The devil certainly knew how to tempt the old man! But assuming it was true, then what about Tula, and what about Hunter? Sasha was hoping she could change his mind. And she really did seem to have a strange kind of power over the brigadier. But while one of the parties warring within him might find the bridle the girl was trying to throw over him as soft as silk, it would sear the other like red hot iron. Which of them would be on the outside at the decisive moment?
This time Polyanka chose not to put on a show for him, or for Sasha, or for Leonid. The station appeared to them stark and empty, as if it had given up the ghost long ago. Should Homer take this as a good omen or a bad one? He didn’t know. Possibly the draught that had started up in the tunnels – a shadow of the winds rambling about on the surface – had simply swept away all the stupefying vapours. Or was the old man perhaps mistaken about something, and now he didn’t have any future for Polyanka to tell him about?

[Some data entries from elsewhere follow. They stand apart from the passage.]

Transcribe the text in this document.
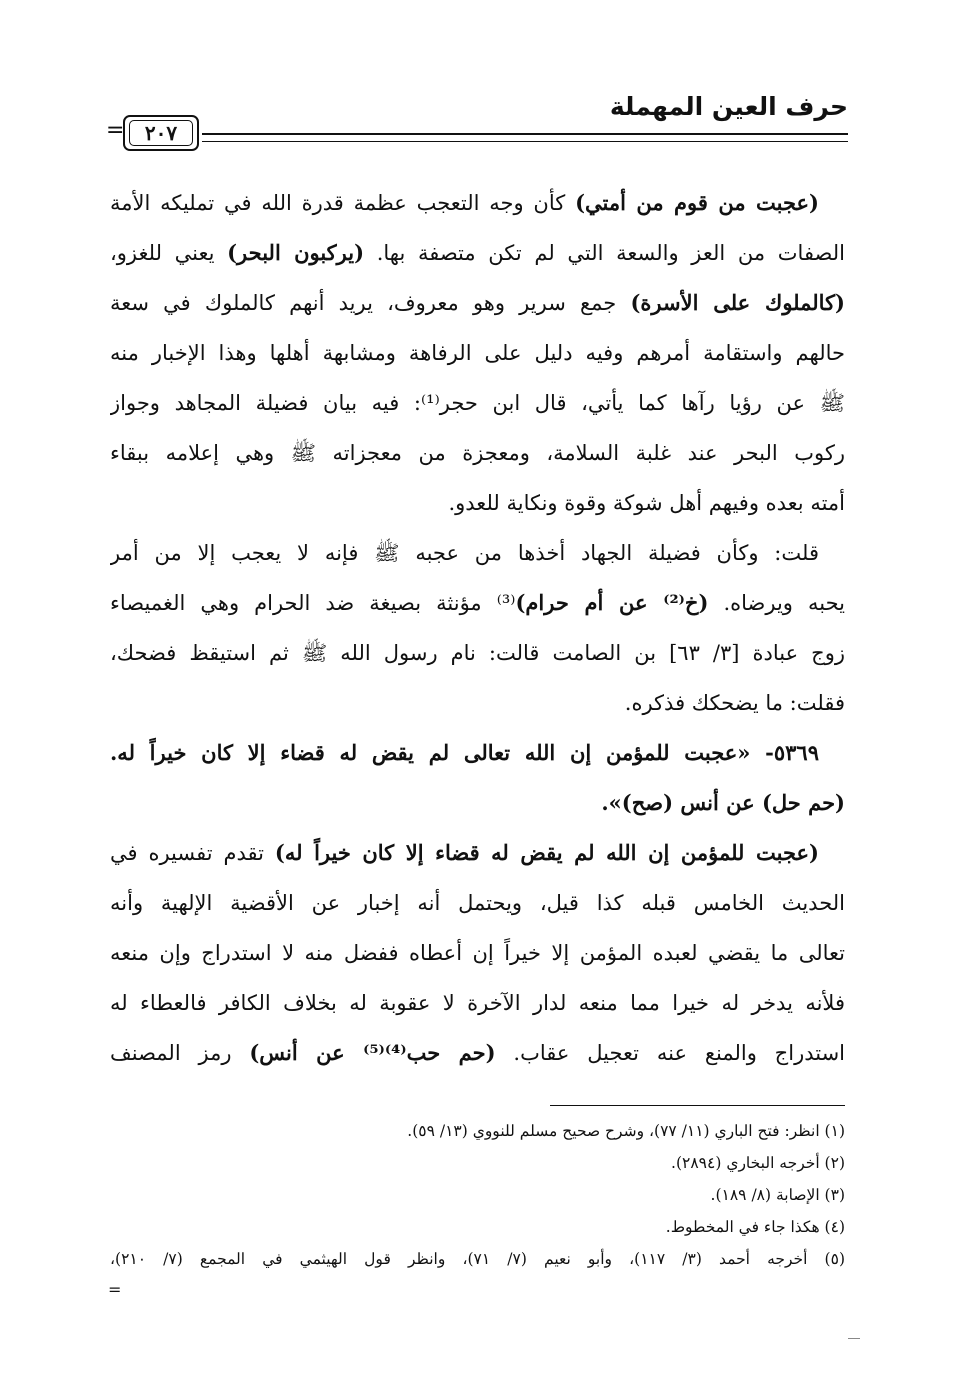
حرف العين المهملة
٢٠٧
=
(عجبت من قوم من أمتي) كأن وجه التعجب عظمة قدرة الله في تمليكه الأمة
الصفات من العز والسعة التي لم تكن متصفة بها. (يركبون البحر) يعني للغزو،
(كالملوك على الأسرة) جمع سرير وهو معروف، يريد أنهم كالملوك في سعة
حالهم واستقامة أمرهم وفيه دليل على الرفاهة ومشابهة أهلها وهذا الإخبار منه
ﷺ عن رؤيا رآها كما يأتي، قال ابن حجر⁽¹⁾: فيه بيان فضيلة المجاهد وجواز
ركوب البحر عند غلبة السلامة، ومعجزة من معجزاته ﷺ وهي إعلامه ببقاء
أمته بعده وفيهم أهل شوكة وقوة ونكاية للعدو.
قلت: وكأن فضيلة الجهاد أخذها من عجبه ﷺ فإنه لا يعجب إلا من أمر
يحبه ويرضاه. (خ⁽²⁾ عن أم حرام)⁽³⁾ مؤنثة بصيغة ضد الحرام وهي الغميصاء
زوج عبادة [٣/ ٦٣] بن الصامت قالت: نام رسول الله ﷺ ثم استيقظ فضحك،
فقلت: ما يضحكك فذكره.
٥٣٦٩- «عجبت للمؤمن إن الله تعالى لم يقض له قضاء إلا كان خيراً له.
(حم حل) عن أنس (صح)».
(عجبت للمؤمن إن الله لم يقض له قضاء إلا كان خيراً له) تقدم تفسيره في
الحديث الخامس قبله كذا قيل، ويحتمل أنه إخبار عن الأقضية الإلهية وأنه
تعالى ما يقضي لعبده المؤمن إلا خيراً إن أعطاه ففضل منه لا استدراج وإن منعه
فلأنه يدخر له خيرا مما منعه لدار الآخرة لا عقوبة له بخلاف الكافر فالعطاء له
استدراج والمنع عنه تعجيل عقاب. (حم حب⁽⁴⁾⁽⁵⁾ عن أنس) رمز المصنف
(١) انظر: فتح الباري (١١/ ٧٧)، وشرح صحيح مسلم للنووي (١٣/ ٥٩).
(٢) أخرجه البخاري (٢٨٩٤).
(٣) الإصابة (٨/ ١٨٩).
(٤) هكذا جاء في المخطوط.
(٥) أخرجه أحمد (٣/ ١١٧)، وأبو نعيم (٧/ ٧١)، وانظر قول الهيثمي في المجمع (٧/ ٢١٠)،
=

‘What does “Emerald” mean?’ Sasha asked out of the blue.
‘An emerald is a transparent green stone,’ Homer explained absent-mindedly. ‘So to say something is emerald simply means that it’s green.’
‘That’s funny,’ the girl said thoughtfully. ‘So it does exist after all…’
‘What do you mean?’ the musician asked with a start.
‘Oh, nothing really… You know,’ she said, looking at Leonid, ‘I’m going to search for that city of yours too. And I’ll definitely find it someday.’
Homer just shook his head: he still wasn’t convinced the musician was sincere in his repentance for filling Sasha’s head with nonsense and luring her to Sport Station for nothing.
But the girl was still absorbed in her own thoughts: she whispered something and sighed a couple of times. Then she glanced at the old man quizzically.
‘Have you written down everything that happened to me?’
‘I’m writing it.’
‘Good,’ she said and nodded.
Bad things were happening at Serpukhov. The Hansa guard at the entrance had been doubled and the morose, taciturn soldiers flatly refused to let Homer and the others through. Neither the cartridges that the musician jangled under their noses nor his document made the slightest impression on them. The situation was saved by the old man, who demanded to be connected with Andrei Andreevich. A long half-hour later a signal officer arrived, unreeling a thick wire, and Homer menacingly announced into his telephone receiver that the three of them were the advance guard of a cohort of the Order. This half-truth was enough to get them escorted through the hall, which was stuffy, as if all the air had been pumped out of the station, and entirely sleepless, even though it was the middle of the night, to the reception office of the commandant of Dobrynin.